Just as a pale crimson line traced the edge of the eastern sky, a sudden tapping sound echoed against her window. Only then did she slowly open her eyes to look outside. Along with the knocking, a man’s urgent voice broke through.

“Excuse me… Excuse me. Are you alright?” “Honey, isn’t this dangerous? Shouldn’t we call 119?”

Startled by the unfamiliar presence knocking on the glass, Hyeon-seo sluggishly lifted her head. Through the moisture-streaked window, the anxious faces of a middle-aged couple flickered.

As she rolled down the stiff, jammed window, the humid dawn air rushed in alongside their pouring concern. The couple anxiously asked multiple times if it was a serious accident and if they should call emergency services immediately. But Hyeon-seo lacked the emotional capacity to even accept their goodwill. She merely uttered a brief, dry, and flat reassurance that she was fine.

‘Destined love… I had never even entertained the thought that such a thing actually existed. I believed humans were simply creatures driven by instinct, and so, 23 years ago, I married the first man I met right upon graduating from university.’

Did the kindness of strangers feel like an abrasive thorn instead? Met with Hyeon-seo’s unyielding refusal, the couple finally turned back with lingering reluctance and boarded their small truck.
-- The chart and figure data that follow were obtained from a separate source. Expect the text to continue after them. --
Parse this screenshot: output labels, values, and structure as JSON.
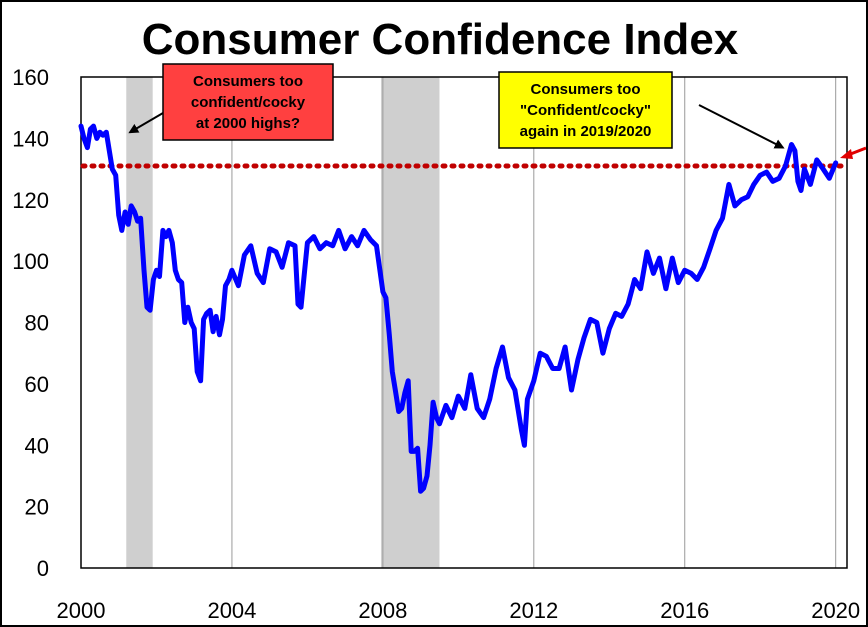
{
  "chart_data": {
    "type": "line",
    "title": "Consumer Confidence Index",
    "xlabel": "",
    "ylabel": "",
    "xlim": [
      2000,
      2020.3
    ],
    "ylim": [
      0,
      160
    ],
    "x_ticks": [
      "2000",
      "2004",
      "2008",
      "2012",
      "2016",
      "2020"
    ],
    "x_tick_values": [
      2000,
      2004,
      2008,
      2012,
      2016,
      2020
    ],
    "y_ticks": [
      "0",
      "20",
      "40",
      "60",
      "80",
      "100",
      "120",
      "140",
      "160"
    ],
    "y_tick_values": [
      0,
      20,
      40,
      60,
      80,
      100,
      120,
      140,
      160
    ],
    "grid": "vertical",
    "legend": "none",
    "line_color": "#0000ff",
    "reference_line": {
      "value": 131,
      "style": "dotted",
      "color": "#c00000"
    },
    "recessions": [
      {
        "start": 2001.2,
        "end": 2001.9
      },
      {
        "start": 2007.95,
        "end": 2009.5
      }
    ],
    "series": [
      {
        "x": [
          2000.0,
          2000.08,
          2000.17,
          2000.25,
          2000.33,
          2000.42,
          2000.5,
          2000.58,
          2000.67,
          2000.75,
          2000.83,
          2000.92,
          2001.0,
          2001.08,
          2001.17,
          2001.25,
          2001.33,
          2001.42,
          2001.5,
          2001.58,
          2001.67,
          2001.75,
          2001.83,
          2001.92,
          2002.0,
          2002.08,
          2002.17,
          2002.25,
          2002.33,
          2002.42,
          2002.5,
          2002.58,
          2002.67,
          2002.75,
          2002.83,
          2002.92,
          2003.0,
          2003.08,
          2003.17,
          2003.25,
          2003.33,
          2003.42,
          2003.5,
          2003.58,
          2003.67,
          2003.75,
          2003.83,
          2003.92,
          2004.0,
          2004.17,
          2004.33,
          2004.5,
          2004.67,
          2004.83,
          2005.0,
          2005.17,
          2005.33,
          2005.5,
          2005.67,
          2005.75,
          2005.83,
          2006.0,
          2006.17,
          2006.33,
          2006.5,
          2006.67,
          2006.83,
          2007.0,
          2007.17,
          2007.33,
          2007.5,
          2007.67,
          2007.83,
          2008.0,
          2008.08,
          2008.17,
          2008.25,
          2008.33,
          2008.42,
          2008.5,
          2008.58,
          2008.67,
          2008.75,
          2008.83,
          2008.92,
          2009.0,
          2009.08,
          2009.17,
          2009.25,
          2009.33,
          2009.42,
          2009.5,
          2009.67,
          2009.83,
          2010.0,
          2010.17,
          2010.33,
          2010.5,
          2010.67,
          2010.83,
          2011.0,
          2011.17,
          2011.33,
          2011.5,
          2011.67,
          2011.75,
          2011.83,
          2012.0,
          2012.17,
          2012.33,
          2012.5,
          2012.67,
          2012.83,
          2013.0,
          2013.17,
          2013.33,
          2013.5,
          2013.67,
          2013.83,
          2014.0,
          2014.17,
          2014.33,
          2014.5,
          2014.67,
          2014.83,
          2015.0,
          2015.17,
          2015.33,
          2015.5,
          2015.67,
          2015.83,
          2016.0,
          2016.17,
          2016.33,
          2016.5,
          2016.67,
          2016.83,
          2017.0,
          2017.17,
          2017.33,
          2017.5,
          2017.67,
          2017.83,
          2018.0,
          2018.17,
          2018.33,
          2018.5,
          2018.67,
          2018.83,
          2018.92,
          2019.0,
          2019.08,
          2019.17,
          2019.33,
          2019.5,
          2019.67,
          2019.83,
          2020.0
        ],
        "y": [
          144,
          140,
          137,
          143,
          144,
          140,
          142,
          141,
          142,
          136,
          130,
          128,
          115,
          110,
          116,
          112,
          118,
          116,
          113,
          114,
          97,
          85,
          84,
          94,
          97,
          95,
          110,
          108,
          110,
          106,
          97,
          94,
          93,
          80,
          85,
          80,
          78,
          64,
          61,
          81,
          83,
          84,
          77,
          82,
          76,
          81,
          92,
          94,
          97,
          92,
          102,
          105,
          96,
          93,
          104,
          103,
          98,
          106,
          105,
          86,
          85,
          106,
          108,
          104,
          106,
          105,
          110,
          104,
          108,
          105,
          110,
          107,
          105,
          90,
          88,
          76,
          64,
          58,
          51,
          52,
          57,
          61,
          38,
          38,
          39,
          25,
          26,
          30,
          40,
          54,
          49,
          47,
          53,
          49,
          56,
          52,
          63,
          52,
          49,
          55,
          65,
          72,
          62,
          58,
          45,
          40,
          55,
          61,
          70,
          69,
          65,
          65,
          72,
          58,
          68,
          75,
          81,
          80,
          70,
          78,
          83,
          82,
          86,
          94,
          91,
          103,
          96,
          101,
          91,
          101,
          93,
          97,
          96,
          94,
          98,
          104,
          110,
          114,
          125,
          118,
          120,
          121,
          125,
          128,
          129,
          126,
          127,
          131,
          138,
          136,
          126,
          123,
          130,
          125,
          133,
          130,
          127,
          132
        ]
      }
    ],
    "annotations": [
      {
        "lines": [
          "Consumers too",
          "confident/cocky",
          "at 2000 highs?"
        ],
        "box_color": "#ff4040",
        "points_to": [
          2001.3,
          142
        ]
      },
      {
        "lines": [
          "Consumers too",
          "\"Confident/cocky\"",
          "again in 2019/2020"
        ],
        "box_color": "#ffff00",
        "points_to": [
          2018.6,
          137
        ]
      }
    ]
  }
}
When the roaring engine of the retreating truck completely dissolved back into the silence of the dawn, Hyeon-seo finally realized. She realized just how cold and empty the space left behind by a stranger's passing warmth could truly be.

‘And yet, five years ago, that very destined love—the kind I never thought possible—found its way to me.’

The warmth the couple left behind failed to thaw her frozen window. Instead, a denser fog of loneliness rolled over the road they had traveled, leaving Hyeon-seo completely marooned like an island in that bleak landscape. Once all the noise of the world receded like the low tide, nothing but her ragged breathing and the ghost-like ticking of the old car clock floated within the interior.

‘Twenty-three years ago, my only dream was to escape and gain independence from my home as quickly as possible. I didn’t know anything about love; I just wanted to flee a house ruled by an alcoholic father, so it didn’t matter who the man was. That was how much I hated my alcoholic father.’

She stared blankly down at her own hands resting on the steering wheel. It felt as though the fragments of her life, which she could neither grasp nor let go of, were slipping through her fingers like grains of sand. She was the one who had rejected rescue, yet now that she was entirely alone, a bitter wind seemed to howl through the hollow void in her chest.



This was not merely the aftermath of a near-accident. It was the massive cavity she had carved out within herself over long years of self-imposed exile, finally opening its mouth wide. Gazing into the bottomless abyss of that emptiness, Hyeon-seo endured the unfillable void of her heart, entirely devoid of tears.